20 Facts About Benjamin Mandel
Benjamin Mandel used the name "Bert Miller" when he joined the Communist Party in the 1920s.
Benjamin Mandel's report convinced me that there was ample ground for developing a successful strike.
Benjamin Mandel was not aware that on this matter he would be bitterly assailed by the Foster-Cannon leadership for dual unionism and would open up a major struggle with the Party.
Benjamin Mandel often protested that his girls were terrified towalk through the Daily Worker office because, while they wriggled their way past he crowded chairs, each of the editors in turn reached back and pinched them.
In 1927, Benjamin Mandel was elected to the Party's Central Committee at its fifth congress in 1927.
On March 6,1932, Benjamin Mandel joined a committee that supported the $375 million Costigan-La Follettee-Lewis relief bill, itself part of a $3 billion federal bill to provide housing credit, end sales taxes, and increases surtaxes and estate taxes.

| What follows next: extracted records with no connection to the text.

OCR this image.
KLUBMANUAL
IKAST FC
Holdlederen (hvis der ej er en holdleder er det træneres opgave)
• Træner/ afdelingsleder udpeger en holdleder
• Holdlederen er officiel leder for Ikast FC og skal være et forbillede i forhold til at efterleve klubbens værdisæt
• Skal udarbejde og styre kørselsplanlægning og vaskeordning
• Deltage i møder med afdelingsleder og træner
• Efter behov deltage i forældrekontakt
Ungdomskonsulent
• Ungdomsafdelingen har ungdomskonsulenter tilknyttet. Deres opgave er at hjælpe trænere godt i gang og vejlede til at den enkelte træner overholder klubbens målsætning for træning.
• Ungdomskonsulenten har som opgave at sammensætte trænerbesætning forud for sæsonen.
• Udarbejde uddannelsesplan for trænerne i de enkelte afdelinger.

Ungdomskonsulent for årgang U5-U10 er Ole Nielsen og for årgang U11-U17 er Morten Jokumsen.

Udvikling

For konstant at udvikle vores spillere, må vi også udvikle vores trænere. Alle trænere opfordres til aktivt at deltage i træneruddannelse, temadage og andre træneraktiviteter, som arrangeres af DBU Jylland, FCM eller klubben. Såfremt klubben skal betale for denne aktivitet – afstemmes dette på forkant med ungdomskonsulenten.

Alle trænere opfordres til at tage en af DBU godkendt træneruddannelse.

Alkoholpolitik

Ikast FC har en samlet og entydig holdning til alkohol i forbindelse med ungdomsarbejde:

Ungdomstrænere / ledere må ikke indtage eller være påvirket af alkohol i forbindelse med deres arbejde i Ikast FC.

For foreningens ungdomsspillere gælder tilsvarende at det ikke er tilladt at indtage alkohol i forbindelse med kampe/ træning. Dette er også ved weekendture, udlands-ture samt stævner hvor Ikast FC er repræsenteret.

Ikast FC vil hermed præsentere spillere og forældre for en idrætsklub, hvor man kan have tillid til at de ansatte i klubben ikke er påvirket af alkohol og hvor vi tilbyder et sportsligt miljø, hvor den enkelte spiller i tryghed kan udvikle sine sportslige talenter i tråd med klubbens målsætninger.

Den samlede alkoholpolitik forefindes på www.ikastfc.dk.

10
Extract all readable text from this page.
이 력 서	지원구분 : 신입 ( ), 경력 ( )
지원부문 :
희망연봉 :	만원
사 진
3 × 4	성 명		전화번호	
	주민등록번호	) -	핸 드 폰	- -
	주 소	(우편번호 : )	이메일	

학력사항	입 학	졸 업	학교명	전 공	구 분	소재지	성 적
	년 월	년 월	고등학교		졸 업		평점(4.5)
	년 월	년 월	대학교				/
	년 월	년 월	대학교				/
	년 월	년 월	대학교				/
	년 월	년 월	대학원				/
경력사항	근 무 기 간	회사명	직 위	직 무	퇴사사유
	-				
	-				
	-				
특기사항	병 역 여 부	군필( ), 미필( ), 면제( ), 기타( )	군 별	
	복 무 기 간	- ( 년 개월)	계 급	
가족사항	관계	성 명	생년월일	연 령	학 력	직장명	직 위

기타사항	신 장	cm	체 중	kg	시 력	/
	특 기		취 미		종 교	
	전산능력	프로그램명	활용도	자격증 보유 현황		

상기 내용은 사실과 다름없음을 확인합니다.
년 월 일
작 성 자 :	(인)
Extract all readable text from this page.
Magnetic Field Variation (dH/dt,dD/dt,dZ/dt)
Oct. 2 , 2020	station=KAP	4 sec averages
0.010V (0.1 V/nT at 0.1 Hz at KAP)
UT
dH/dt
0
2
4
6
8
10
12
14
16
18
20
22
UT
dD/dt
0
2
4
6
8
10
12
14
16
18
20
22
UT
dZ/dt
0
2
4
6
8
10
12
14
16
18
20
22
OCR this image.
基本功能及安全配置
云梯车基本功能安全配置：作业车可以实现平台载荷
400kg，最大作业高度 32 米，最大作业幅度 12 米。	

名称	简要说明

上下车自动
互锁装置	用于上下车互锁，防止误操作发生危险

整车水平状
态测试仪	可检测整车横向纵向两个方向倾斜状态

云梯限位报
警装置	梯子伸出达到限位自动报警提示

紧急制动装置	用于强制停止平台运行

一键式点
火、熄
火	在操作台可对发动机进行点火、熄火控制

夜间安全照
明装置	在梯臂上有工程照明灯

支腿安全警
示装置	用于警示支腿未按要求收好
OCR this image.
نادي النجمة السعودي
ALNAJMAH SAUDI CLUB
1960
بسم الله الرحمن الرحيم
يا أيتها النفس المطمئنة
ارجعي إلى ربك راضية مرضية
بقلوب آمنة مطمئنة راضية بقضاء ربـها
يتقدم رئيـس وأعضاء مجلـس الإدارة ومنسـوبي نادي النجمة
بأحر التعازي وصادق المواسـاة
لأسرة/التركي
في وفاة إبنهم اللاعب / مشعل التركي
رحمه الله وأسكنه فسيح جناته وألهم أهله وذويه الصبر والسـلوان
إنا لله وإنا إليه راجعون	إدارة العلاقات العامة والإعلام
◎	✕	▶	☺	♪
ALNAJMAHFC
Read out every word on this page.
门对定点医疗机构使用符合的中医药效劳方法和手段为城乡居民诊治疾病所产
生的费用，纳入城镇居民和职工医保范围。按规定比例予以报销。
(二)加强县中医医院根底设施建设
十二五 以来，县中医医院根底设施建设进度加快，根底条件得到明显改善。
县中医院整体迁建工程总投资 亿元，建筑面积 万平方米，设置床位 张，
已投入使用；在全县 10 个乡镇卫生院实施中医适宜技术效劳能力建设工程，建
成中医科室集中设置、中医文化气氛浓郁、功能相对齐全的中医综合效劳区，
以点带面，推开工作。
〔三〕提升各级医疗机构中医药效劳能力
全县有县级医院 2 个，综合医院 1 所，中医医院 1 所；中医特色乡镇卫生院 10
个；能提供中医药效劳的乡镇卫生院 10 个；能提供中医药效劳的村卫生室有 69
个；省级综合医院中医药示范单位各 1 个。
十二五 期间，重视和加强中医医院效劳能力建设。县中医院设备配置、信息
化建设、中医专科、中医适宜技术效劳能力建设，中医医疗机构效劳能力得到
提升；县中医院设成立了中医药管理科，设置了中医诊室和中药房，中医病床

Benjamin Mandel worked with the New York legislature during the Rapp-Courdert inquiry into the presence of Communist teachers in New York schools.
Benjamin Mandel named Dr Owen Lattimore, Frederick V Field, and others.
Benjamin Mandel partook in the search for the Ford car sold by Hiss to William Rosen.
In 1951, Benjamin Mandel left HUAC and became research director in the Senate Internal Security Subcommittee, and stayed in that position until his retirement in 1967.
In May 1951, Benjamin Gitlow told the Senate's Subversive Activities Control Board that he had "repeatedly discussed" the board with its research director Mandel as well as another former Communist associate Joseph Zack Kornfeder.
Mr Mandel was writing as a guest columnist for Mr C Brown.
Benjamin Mandel read a passage from Whittaker Chambers' 1952 memoir Witness about Freeman at the Daily Worker.
In retort, Freeman reminded SISS that Benjamin Mandel was there, too, as business manager.
Sourwine and Benjamin Mandel to enjoin any further distribution or use of the files.
Benjamin Mandel continued to consult to that subcommittee for some years.
Benjamin Mandel, following Matthews before him, supplied information about "suspect clergy" to Carl McIntire, a founder and minister in the Bible Presbyterian Church, founder and long-time president of the International Council of Christian Churches and the American Council of Christian Churches, and a popular religious radio broadcaster, who proudly identified himself as a fundamentalist.
Benjamin Mandel believed in exposing the Communist Party in the US and explained in 1951:.
Benjamin Mandel died age 82 on August 8,1973, at the Mar-Salle Convalescent Home at 2131 O Street NW, Washington, DC.